In Oslo this is how we do it.

Ola Gaute Aas Askheim, an Oslo marketing consultant, realized that the backyard of his house, in the city’s exclusive Holmenkollen neighborhood, was a blank slate for a new way of living.
He decided in 2010 to sell off his 3,874-square-foot 1930s villa and part of the original lot and use proceeds to finance his dream home on the remaining land.

Today, he has a new, smaller three-level structure with dramatic views of the Oslo Fiord and light pouring in from four exposures. The 2,303-square-foot, four-bedroom, three-bathroom house also has a soundproof music room for letting loose on his electric guitar, and a winter garden for growing tomatoes and citrus fruits.

The whole house has custom, nearly invisible storage spaces and a discreet 430-square-foot, one-bedroom rental apartment at the garage level for income.

Mr.
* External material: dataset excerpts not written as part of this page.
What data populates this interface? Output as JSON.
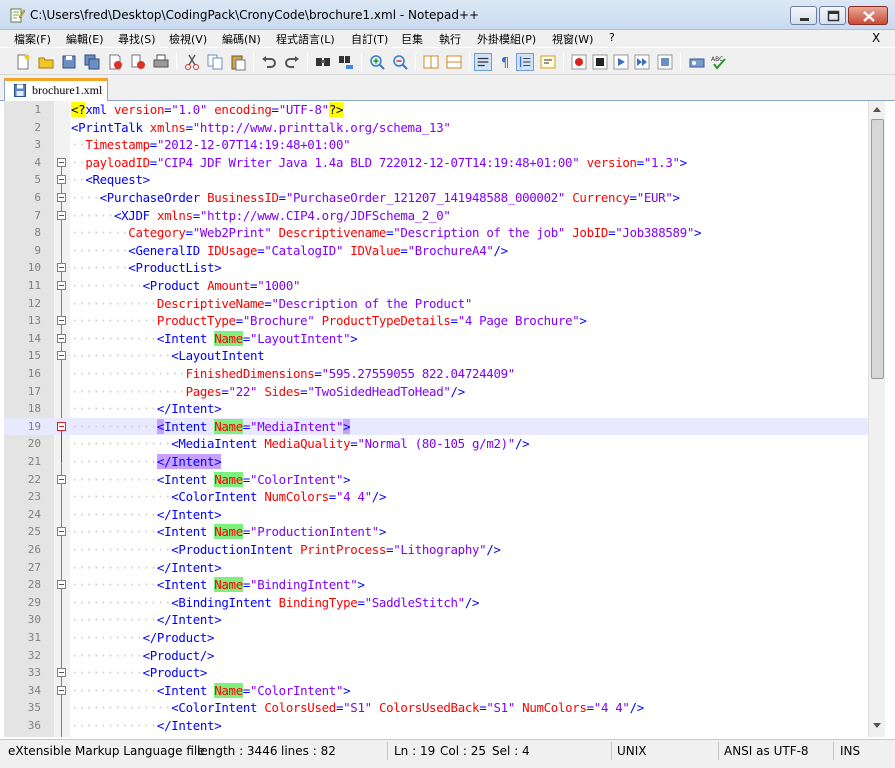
{
  "window": {
    "title": "C:\\Users\\fred\\Desktop\\CodingPack\\CronyCode\\brochure1.xml - Notepad++"
  },
  "menu": {
    "items": [
      "檔案(F)",
      "編輯(E)",
      "尋找(S)",
      "檢視(V)",
      "編碼(N)",
      "程式語言(L)",
      "自訂(T)",
      "巨集",
      "執行",
      "外掛模組(P)",
      "視窗(W)",
      "?"
    ],
    "close_glyph": "X"
  },
  "tabs": [
    {
      "label": "brochure1.xml",
      "active": true
    }
  ],
  "editor": {
    "current_line": 19,
    "lines": [
      {
        "n": "1",
        "segs": [
          [
            "pi",
            "<?"
          ],
          [
            "tag",
            "xml"
          ],
          [
            "txt",
            " "
          ],
          [
            "attr",
            "version"
          ],
          [
            "tag",
            "="
          ],
          [
            "val",
            "\"1.0\""
          ],
          [
            "txt",
            " "
          ],
          [
            "attr",
            "encoding"
          ],
          [
            "tag",
            "="
          ],
          [
            "val",
            "\"UTF-8\""
          ],
          [
            "pi",
            "?>"
          ]
        ]
      },
      {
        "n": "2",
        "segs": [
          [
            "tag",
            "<PrintTalk"
          ],
          [
            "txt",
            " "
          ],
          [
            "attr",
            "xmlns"
          ],
          [
            "tag",
            "="
          ],
          [
            "val",
            "\"http://www.printtalk.org/schema_13\""
          ]
        ]
      },
      {
        "n": "3",
        "segs": [
          [
            "ind",
            "  "
          ],
          [
            "attr",
            "Timestamp"
          ],
          [
            "tag",
            "="
          ],
          [
            "val",
            "\"2012-12-07T14:19:48+01:00\""
          ]
        ]
      },
      {
        "n": "4",
        "segs": [
          [
            "ind",
            "  "
          ],
          [
            "attr",
            "payloadID"
          ],
          [
            "tag",
            "="
          ],
          [
            "val",
            "\"CIP4 JDF Writer Java 1.4a BLD 722012-12-07T14:19:48+01:00\""
          ],
          [
            "txt",
            " "
          ],
          [
            "attr",
            "version"
          ],
          [
            "tag",
            "="
          ],
          [
            "val",
            "\"1.3\""
          ],
          [
            "tag",
            ">"
          ]
        ]
      },
      {
        "n": "5",
        "segs": [
          [
            "ind",
            "  "
          ],
          [
            "tag",
            "<Request>"
          ]
        ]
      },
      {
        "n": "6",
        "segs": [
          [
            "ind",
            "    "
          ],
          [
            "tag",
            "<PurchaseOrder"
          ],
          [
            "txt",
            " "
          ],
          [
            "attr",
            "BusinessID"
          ],
          [
            "tag",
            "="
          ],
          [
            "val",
            "\"PurchaseOrder_121207_141948588_000002\""
          ],
          [
            "txt",
            " "
          ],
          [
            "attr",
            "Currency"
          ],
          [
            "tag",
            "="
          ],
          [
            "val",
            "\"EUR\""
          ],
          [
            "tag",
            ">"
          ]
        ]
      },
      {
        "n": "7",
        "segs": [
          [
            "ind",
            "      "
          ],
          [
            "tag",
            "<XJDF"
          ],
          [
            "txt",
            " "
          ],
          [
            "attr",
            "xmlns"
          ],
          [
            "tag",
            "="
          ],
          [
            "val",
            "\"http://www.CIP4.org/JDFSchema_2_0\""
          ]
        ]
      },
      {
        "n": "8",
        "segs": [
          [
            "ind",
            "        "
          ],
          [
            "attr",
            "Category"
          ],
          [
            "tag",
            "="
          ],
          [
            "val",
            "\"Web2Print\""
          ],
          [
            "txt",
            " "
          ],
          [
            "attr",
            "Descriptivename"
          ],
          [
            "tag",
            "="
          ],
          [
            "val",
            "\"Description of the job\""
          ],
          [
            "txt",
            " "
          ],
          [
            "attr",
            "JobID"
          ],
          [
            "tag",
            "="
          ],
          [
            "val",
            "\"Job388589\""
          ],
          [
            "tag",
            ">"
          ]
        ]
      },
      {
        "n": "9",
        "segs": [
          [
            "ind",
            "        "
          ],
          [
            "tag",
            "<GeneralID"
          ],
          [
            "txt",
            " "
          ],
          [
            "attr",
            "IDUsage"
          ],
          [
            "tag",
            "="
          ],
          [
            "val",
            "\"CatalogID\""
          ],
          [
            "txt",
            " "
          ],
          [
            "attr",
            "IDValue"
          ],
          [
            "tag",
            "="
          ],
          [
            "val",
            "\"BrochureA4\""
          ],
          [
            "tag",
            "/>"
          ]
        ]
      },
      {
        "n": "10",
        "segs": [
          [
            "ind",
            "        "
          ],
          [
            "tag",
            "<ProductList>"
          ]
        ]
      },
      {
        "n": "11",
        "segs": [
          [
            "ind",
            "          "
          ],
          [
            "tag",
            "<Product"
          ],
          [
            "txt",
            " "
          ],
          [
            "attr",
            "Amount"
          ],
          [
            "tag",
            "="
          ],
          [
            "val",
            "\"1000\""
          ]
        ]
      },
      {
        "n": "12",
        "segs": [
          [
            "ind",
            "            "
          ],
          [
            "attr",
            "DescriptiveName"
          ],
          [
            "tag",
            "="
          ],
          [
            "val",
            "\"Description of the Product\""
          ]
        ]
      },
      {
        "n": "13",
        "segs": [
          [
            "ind",
            "            "
          ],
          [
            "attr",
            "ProductType"
          ],
          [
            "tag",
            "="
          ],
          [
            "val",
            "\"Brochure\""
          ],
          [
            "txt",
            " "
          ],
          [
            "attr",
            "ProductTypeDetails"
          ],
          [
            "tag",
            "="
          ],
          [
            "val",
            "\"4 Page Brochure\""
          ],
          [
            "tag",
            ">"
          ]
        ]
      },
      {
        "n": "14",
        "segs": [
          [
            "ind",
            "            "
          ],
          [
            "tag",
            "<Intent"
          ],
          [
            "txt",
            " "
          ],
          [
            "attrg",
            "Name"
          ],
          [
            "tag",
            "="
          ],
          [
            "val",
            "\"LayoutIntent\""
          ],
          [
            "tag",
            ">"
          ]
        ]
      },
      {
        "n": "15",
        "segs": [
          [
            "ind",
            "              "
          ],
          [
            "tag",
            "<LayoutIntent"
          ]
        ]
      },
      {
        "n": "16",
        "segs": [
          [
            "ind",
            "                "
          ],
          [
            "attr",
            "FinishedDimensions"
          ],
          [
            "tag",
            "="
          ],
          [
            "val",
            "\"595.27559055 822.04724409\""
          ]
        ]
      },
      {
        "n": "17",
        "segs": [
          [
            "ind",
            "                "
          ],
          [
            "attr",
            "Pages"
          ],
          [
            "tag",
            "="
          ],
          [
            "val",
            "\"22\""
          ],
          [
            "txt",
            " "
          ],
          [
            "attr",
            "Sides"
          ],
          [
            "tag",
            "="
          ],
          [
            "val",
            "\"TwoSidedHeadToHead\""
          ],
          [
            "tag",
            "/>"
          ]
        ]
      },
      {
        "n": "18",
        "segs": [
          [
            "ind",
            "            "
          ],
          [
            "tag",
            "</Intent>"
          ]
        ]
      },
      {
        "n": "19",
        "segs": [
          [
            "ind",
            "            "
          ],
          [
            "tagp",
            "<"
          ],
          [
            "tag",
            "Intent"
          ],
          [
            "txt",
            " "
          ],
          [
            "attrg",
            "Name"
          ],
          [
            "tag",
            "="
          ],
          [
            "val",
            "\"MediaIntent\""
          ],
          [
            "tagp",
            ">"
          ]
        ]
      },
      {
        "n": "20",
        "segs": [
          [
            "ind",
            "              "
          ],
          [
            "tag",
            "<MediaIntent"
          ],
          [
            "txt",
            " "
          ],
          [
            "attr",
            "MediaQuality"
          ],
          [
            "tag",
            "="
          ],
          [
            "val",
            "\"Normal (80-105 g/m2)\""
          ],
          [
            "tag",
            "/>"
          ]
        ]
      },
      {
        "n": "21",
        "segs": [
          [
            "ind",
            "            "
          ],
          [
            "tagp",
            "</Intent>"
          ]
        ]
      },
      {
        "n": "22",
        "segs": [
          [
            "ind",
            "            "
          ],
          [
            "tag",
            "<Intent"
          ],
          [
            "txt",
            " "
          ],
          [
            "attrg",
            "Name"
          ],
          [
            "tag",
            "="
          ],
          [
            "val",
            "\"ColorIntent\""
          ],
          [
            "tag",
            ">"
          ]
        ]
      },
      {
        "n": "23",
        "segs": [
          [
            "ind",
            "              "
          ],
          [
            "tag",
            "<ColorIntent"
          ],
          [
            "txt",
            " "
          ],
          [
            "attr",
            "NumColors"
          ],
          [
            "tag",
            "="
          ],
          [
            "val",
            "\"4 4\""
          ],
          [
            "tag",
            "/>"
          ]
        ]
      },
      {
        "n": "24",
        "segs": [
          [
            "ind",
            "            "
          ],
          [
            "tag",
            "</Intent>"
          ]
        ]
      },
      {
        "n": "25",
        "segs": [
          [
            "ind",
            "            "
          ],
          [
            "tag",
            "<Intent"
          ],
          [
            "txt",
            " "
          ],
          [
            "attrg",
            "Name"
          ],
          [
            "tag",
            "="
          ],
          [
            "val",
            "\"ProductionIntent\""
          ],
          [
            "tag",
            ">"
          ]
        ]
      },
      {
        "n": "26",
        "segs": [
          [
            "ind",
            "              "
          ],
          [
            "tag",
            "<ProductionIntent"
          ],
          [
            "txt",
            " "
          ],
          [
            "attr",
            "PrintProcess"
          ],
          [
            "tag",
            "="
          ],
          [
            "val",
            "\"Lithography\""
          ],
          [
            "tag",
            "/>"
          ]
        ]
      },
      {
        "n": "27",
        "segs": [
          [
            "ind",
            "            "
          ],
          [
            "tag",
            "</Intent>"
          ]
        ]
      },
      {
        "n": "28",
        "segs": [
          [
            "ind",
            "            "
          ],
          [
            "tag",
            "<Intent"
          ],
          [
            "txt",
            " "
          ],
          [
            "attrg",
            "Name"
          ],
          [
            "tag",
            "="
          ],
          [
            "val",
            "\"BindingIntent\""
          ],
          [
            "tag",
            ">"
          ]
        ]
      },
      {
        "n": "29",
        "segs": [
          [
            "ind",
            "              "
          ],
          [
            "tag",
            "<BindingIntent"
          ],
          [
            "txt",
            " "
          ],
          [
            "attr",
            "BindingType"
          ],
          [
            "tag",
            "="
          ],
          [
            "val",
            "\"SaddleStitch\""
          ],
          [
            "tag",
            "/>"
          ]
        ]
      },
      {
        "n": "30",
        "segs": [
          [
            "ind",
            "            "
          ],
          [
            "tag",
            "</Intent>"
          ]
        ]
      },
      {
        "n": "31",
        "segs": [
          [
            "ind",
            "          "
          ],
          [
            "tag",
            "</Product>"
          ]
        ]
      },
      {
        "n": "32",
        "segs": [
          [
            "ind",
            "          "
          ],
          [
            "tag",
            "<Product/>"
          ]
        ]
      },
      {
        "n": "33",
        "segs": [
          [
            "ind",
            "          "
          ],
          [
            "tag",
            "<Product>"
          ]
        ]
      },
      {
        "n": "34",
        "segs": [
          [
            "ind",
            "            "
          ],
          [
            "tag",
            "<Intent"
          ],
          [
            "txt",
            " "
          ],
          [
            "attrg",
            "Name"
          ],
          [
            "tag",
            "="
          ],
          [
            "val",
            "\"ColorIntent\""
          ],
          [
            "tag",
            ">"
          ]
        ]
      },
      {
        "n": "35",
        "segs": [
          [
            "ind",
            "              "
          ],
          [
            "tag",
            "<ColorIntent"
          ],
          [
            "txt",
            " "
          ],
          [
            "attr",
            "ColorsUsed"
          ],
          [
            "tag",
            "="
          ],
          [
            "val",
            "\"S1\""
          ],
          [
            "txt",
            " "
          ],
          [
            "attr",
            "ColorsUsedBack"
          ],
          [
            "tag",
            "="
          ],
          [
            "val",
            "\"S1\""
          ],
          [
            "txt",
            " "
          ],
          [
            "attr",
            "NumColors"
          ],
          [
            "tag",
            "="
          ],
          [
            "val",
            "\"4 4\""
          ],
          [
            "tag",
            "/>"
          ]
        ]
      },
      {
        "n": "36",
        "segs": [
          [
            "ind",
            "            "
          ],
          [
            "tag",
            "</Intent>"
          ]
        ]
      }
    ]
  },
  "status": {
    "file_type": "eXtensible Markup Language file",
    "length": "length : 3446",
    "lines": "lines : 82",
    "ln": "Ln : 19",
    "col": "Col : 25",
    "sel": "Sel : 4",
    "eol": "UNIX",
    "encoding": "ANSI as UTF-8",
    "mode": "INS"
  },
  "colors": {
    "tag": "#0000ff",
    "attribute": "#ff0000",
    "value": "#8000ff",
    "current_line": "#e8e8ff",
    "match_highlight": "#7ef07e",
    "brace_highlight": "#c8a0ff"
  }
}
Askheim moved in January.
The home cost $1.61 million to design and build. In 2013, he sold his old house for 14 million Norwegian kroner, or $2.3 million. Mr. Askheim had bought the property in 2005 for $1.3 million and invested about $294,000 in renovations.
Starting in the summer of 2010, Mr. Askheim worked with Knut Hjeltnes —a local architect and childhood friend—to create what the owner likes to call “an honest house” with as few materials as possible.
“I told Knut that I like glass, oak, concrete and Cor-Ten steel,” says Mr. Askheim, a 53-year-old senior consultant at Opinion AS, an Oslo-based market-research company and a professor of marketing at Oslo’s Westerdals School of Communication. He asked neighbors their opinion on the suitability of his new home’s design.
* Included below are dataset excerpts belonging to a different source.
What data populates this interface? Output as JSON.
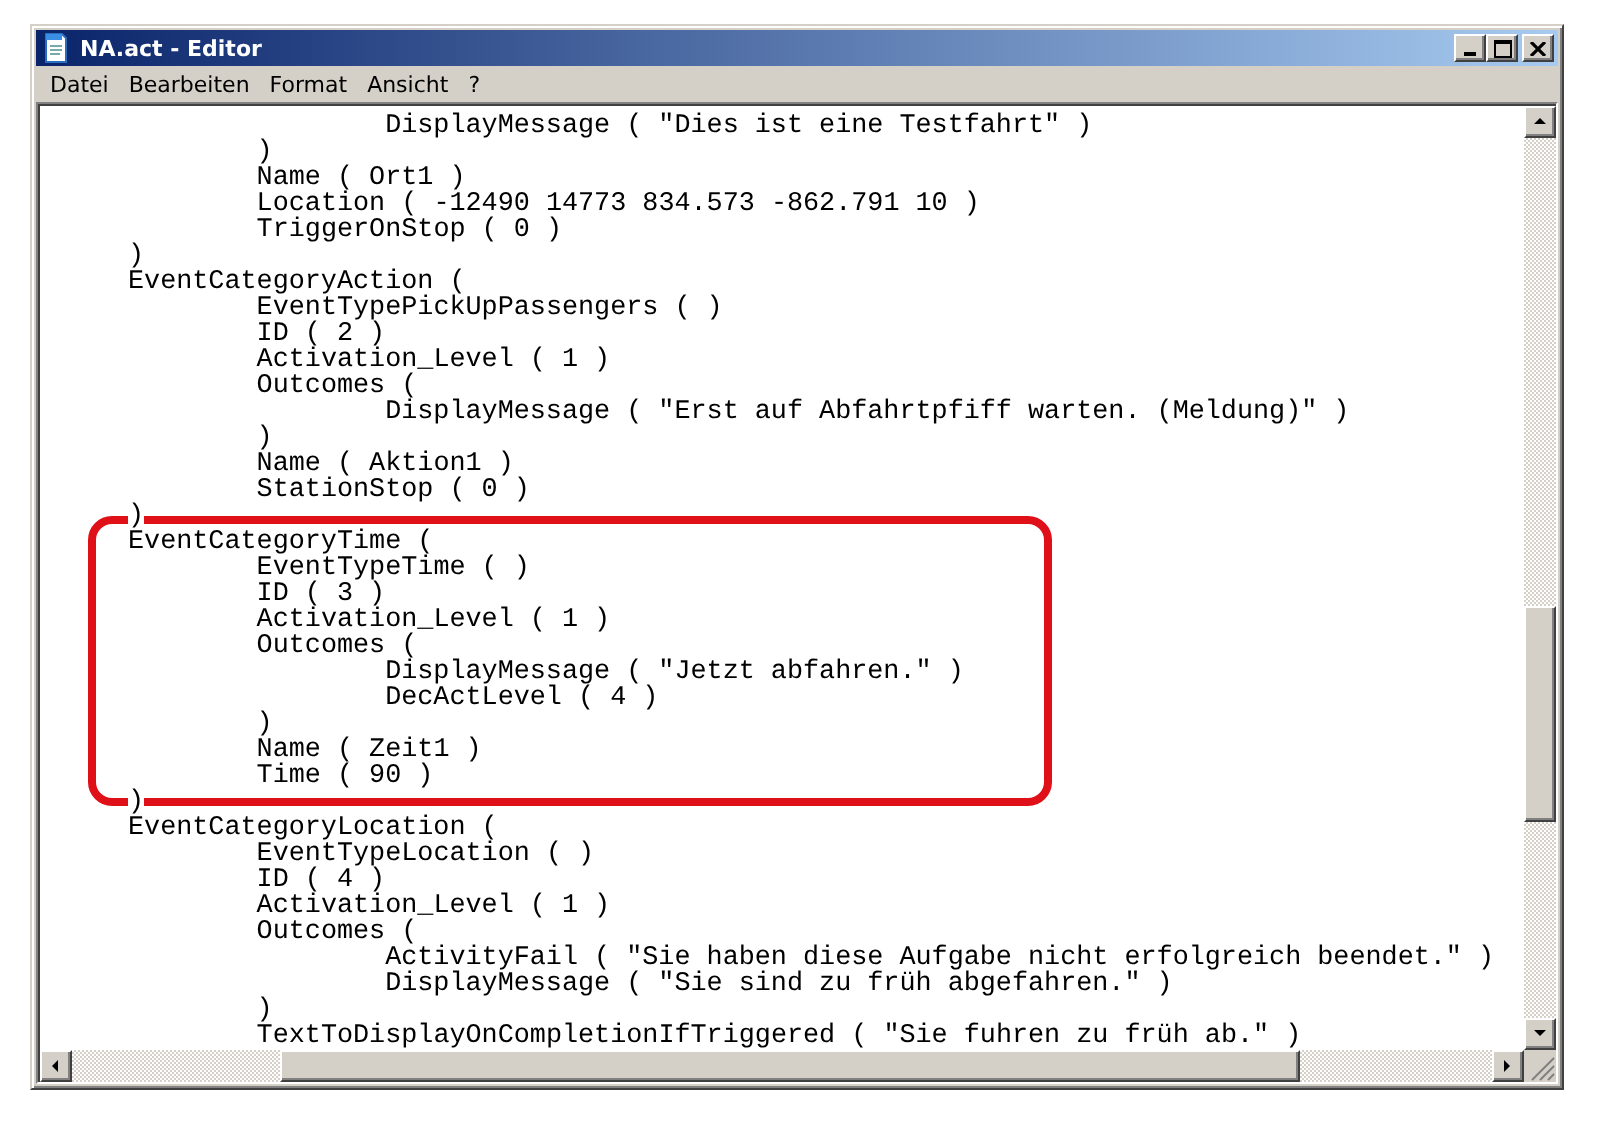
{
  "window": {
    "title": "NA.act - Editor"
  },
  "menu": [
    {
      "label": "Datei"
    },
    {
      "label": "Bearbeiten"
    },
    {
      "label": "Format"
    },
    {
      "label": "Ansicht"
    },
    {
      "label": "?"
    }
  ],
  "blocks": [
    {
      "highlighted": false,
      "lines": [
        "\t\tDisplayMessage ( \"Dies ist eine Testfahrt\" )",
        "\t)",
        "\tName ( Ort1 )",
        "\tLocation ( -12490 14773 834.573 -862.791 10 )",
        "\tTriggerOnStop ( 0 )",
        ")",
        "EventCategoryAction (",
        "\tEventTypePickUpPassengers ( )",
        "\tID ( 2 )",
        "\tActivation_Level ( 1 )",
        "\tOutcomes (",
        "\t\tDisplayMessage ( \"Erst auf Abfahrtpfiff warten. (Meldung)\" )",
        "\t)",
        "\tName ( Aktion1 )",
        "\tStationStop ( 0 )",
        ")"
      ]
    },
    {
      "highlighted": true,
      "lines": [
        "EventCategoryTime (",
        "\tEventTypeTime ( )",
        "\tID ( 3 )",
        "\tActivation_Level ( 1 )",
        "\tOutcomes (",
        "\t\tDisplayMessage ( \"Jetzt abfahren.\" )",
        "\t\tDecActLevel ( 4 )",
        "\t)",
        "\tName ( Zeit1 )",
        "\tTime ( 90 )"
      ]
    },
    {
      "highlighted": false,
      "lines": [
        ")",
        "EventCategoryLocation (",
        "\tEventTypeLocation ( )",
        "\tID ( 4 )",
        "\tActivation_Level ( 1 )",
        "\tOutcomes (",
        "\t\tActivityFail ( \"Sie haben diese Aufgabe nicht erfolgreich beendet.\" )",
        "\t\tDisplayMessage ( \"Sie sind zu früh abgefahren.\" )",
        "\t)",
        "\tTextToDisplayOnCompletionIfTriggered ( \"Sie fuhren zu früh ab.\" )"
      ]
    }
  ]
}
The living room and dining area on the home’s top floor have oak-lined interiors, in contrast to the industrial look of the double-sided Cor-Ten fireplace. A south-facing glass wall lets in the sun through the day. Select sections of entryway floors are concrete, a low-maintenance choice that took into consideration Mr. Askheim’s 5-year-old pet Weimaraner, Leo, who often comes home wet and muddy after playing outside.
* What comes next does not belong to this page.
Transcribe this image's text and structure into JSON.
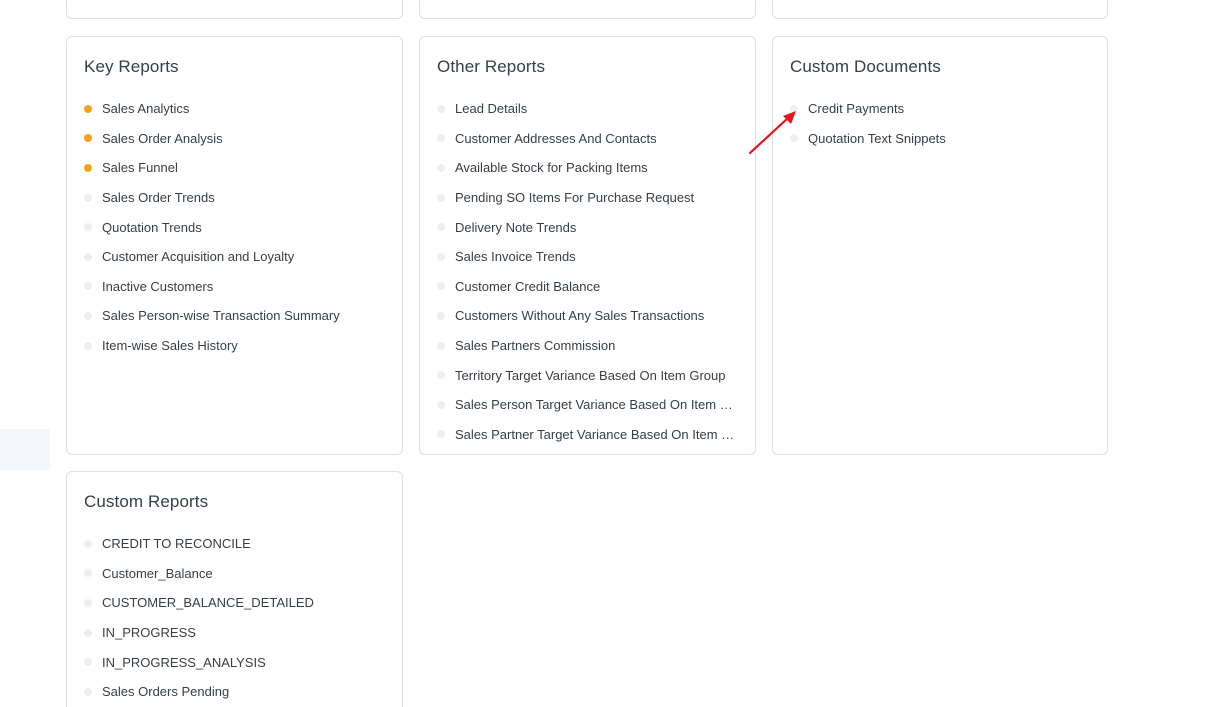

The house’s standout material isn’t something Mr. Askheim had requested, or even had known about beforehand: aerogel. It is a high-tech, lightweight, glasslike substance used in everything from structural insulation to tennis rackets that is finding its way into homes. The architect integrated translucent aerogel panels into three outer walls. “Light can flood in,” says Mr. Askheim, but they are opaque enough for him to maintain privacy.
In the living room, the east aerogel wall is like a floor-to-ceiling light fixture. At the northern end, in a narrow space set up as a home office, Mr. Askheim uses a second aerogel wall as a glowing bulletin board.
Construction on the new house started in July 2012 and was finished a year later. Mr. Askheim was still living right next door. “I followed it very closely,” he says of the construction phase. “I could stand in the kitchen and look down on the building site—that was cool.”
Mr. Askheim decided to hire an engineer to be a project manager and troubleshooter—at a cost of about $95,000.
“Usually, the general contractor oversees everything,” says Mr. Hjeltnes, who specializes in high-end, single-family homes.
Mr. Askheim credits his project manager with helping to get the project off the ground, including locating a builder willing to work with aerogel. The manager also helped with the home’s single greatest challenge and largest unforeseen expense: landscaping the steeply sloped lot for the new house and creating a clear boundary with the former home.
The final landscaping price tag—which included the unexpected construction of the concrete barrier between the lots, and the significant removal of soil and stones—was $139,000, more than twice what he had estimated.
Within weeks of moving in with his teenage daughter, Mr. Askheim says, “I met the love of my life.” He now also shares the home with his partner, Gro Ann Grimsmo, who works for a property developer.
Since moving in, Mr. Askheim has experienced a glitch or two. A rectangular glass window in the master bedroom cracked and must be replaced. A futuristic array of LED lights, capable of transmitting colors like red and violet, is now stuck on yellow-white pending a repair. And he has yet to acquire softer, “more organic” furniture to replace the black-leather pieces from his former house.
He is also looking to fill out his band now that he can rehearse at home. Designed with acoustically sensitive beechwood paneling and an angled wall to absorb echoes, the music room allows Mr. Askheim and his band to play “as loud as I like,” he says. That is something he could never do in the old house.